Michel Messier of Vermont claimed his alleged lineage granted him IP rights to the floral symbol that had been associated with the French crown since at least the reign of Philip I in 1060 and, apocryphally, as far back as Charlemagne's coronation in 800. Meanwhile, the Saints have been using a fleur-de-lis mark since entering the National Football League in 1967, attaining a registration from the USPTO in 1974 for uses associated with "entertainment services in the form of professional football games and exhibitions."

Thankfully, Chief Judge Moore and Circuit Judges Prost and Stark were not called upon to determine whether blue blood flowed through the plaintiff's veins or he was a pretender to the abolished throne, only the merits of his court filings. "[E]ven if we take as true what he does allege, whether in his amended petition (as we must) or his briefs (which we are not required to do), he has not met his burden to show a concrete and particularized injury sufficient to have standing to press this appeal."

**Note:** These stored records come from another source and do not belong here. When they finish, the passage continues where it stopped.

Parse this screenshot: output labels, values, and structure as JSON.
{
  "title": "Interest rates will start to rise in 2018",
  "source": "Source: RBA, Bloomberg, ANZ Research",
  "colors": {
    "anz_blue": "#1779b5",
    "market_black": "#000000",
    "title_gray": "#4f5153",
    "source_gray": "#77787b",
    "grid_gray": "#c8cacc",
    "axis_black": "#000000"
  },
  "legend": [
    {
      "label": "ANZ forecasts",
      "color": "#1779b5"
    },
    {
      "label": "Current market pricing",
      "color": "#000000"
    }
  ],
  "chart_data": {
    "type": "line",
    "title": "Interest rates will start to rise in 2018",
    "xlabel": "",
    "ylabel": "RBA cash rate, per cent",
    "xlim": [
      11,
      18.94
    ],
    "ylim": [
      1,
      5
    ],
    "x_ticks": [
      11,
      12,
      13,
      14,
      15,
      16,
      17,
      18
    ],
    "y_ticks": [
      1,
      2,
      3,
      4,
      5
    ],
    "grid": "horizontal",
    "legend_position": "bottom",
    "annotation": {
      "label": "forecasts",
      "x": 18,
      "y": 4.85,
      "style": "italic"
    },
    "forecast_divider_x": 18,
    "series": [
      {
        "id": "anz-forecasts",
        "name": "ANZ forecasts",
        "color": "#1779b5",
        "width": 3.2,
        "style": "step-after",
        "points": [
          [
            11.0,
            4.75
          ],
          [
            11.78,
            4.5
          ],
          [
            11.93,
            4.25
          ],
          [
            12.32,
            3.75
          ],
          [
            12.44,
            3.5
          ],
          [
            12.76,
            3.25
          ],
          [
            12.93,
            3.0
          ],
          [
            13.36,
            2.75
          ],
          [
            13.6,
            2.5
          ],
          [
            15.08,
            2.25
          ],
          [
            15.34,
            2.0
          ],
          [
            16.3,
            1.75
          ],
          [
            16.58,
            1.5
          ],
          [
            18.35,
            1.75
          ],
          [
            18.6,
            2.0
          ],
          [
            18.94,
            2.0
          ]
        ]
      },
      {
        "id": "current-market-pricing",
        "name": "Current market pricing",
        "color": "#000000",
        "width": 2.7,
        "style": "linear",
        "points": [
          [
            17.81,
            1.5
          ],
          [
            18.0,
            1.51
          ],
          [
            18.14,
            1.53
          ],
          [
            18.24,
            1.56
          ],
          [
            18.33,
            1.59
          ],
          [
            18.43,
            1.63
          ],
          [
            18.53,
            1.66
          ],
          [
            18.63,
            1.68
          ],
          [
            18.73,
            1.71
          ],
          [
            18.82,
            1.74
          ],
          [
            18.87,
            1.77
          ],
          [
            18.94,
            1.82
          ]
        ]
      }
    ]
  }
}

Namely, Michel Messier failed to evidence his – or his family's – commercial use of a fleur-de-lis design in any sector, to say nothing of entertainment services or football. Though he did put forward the possibility of licensing the design in the future, the constitutional doctrine of Article III standing requires a plaintiff to show an injury in fact, not merely a hypothetical or conjectural one, to appear before a federal court. As such, the case was thrown out, leaving the Trademark Trial and Appeal Board's cancellation refusal in place and concluding the brief War of the Lilies.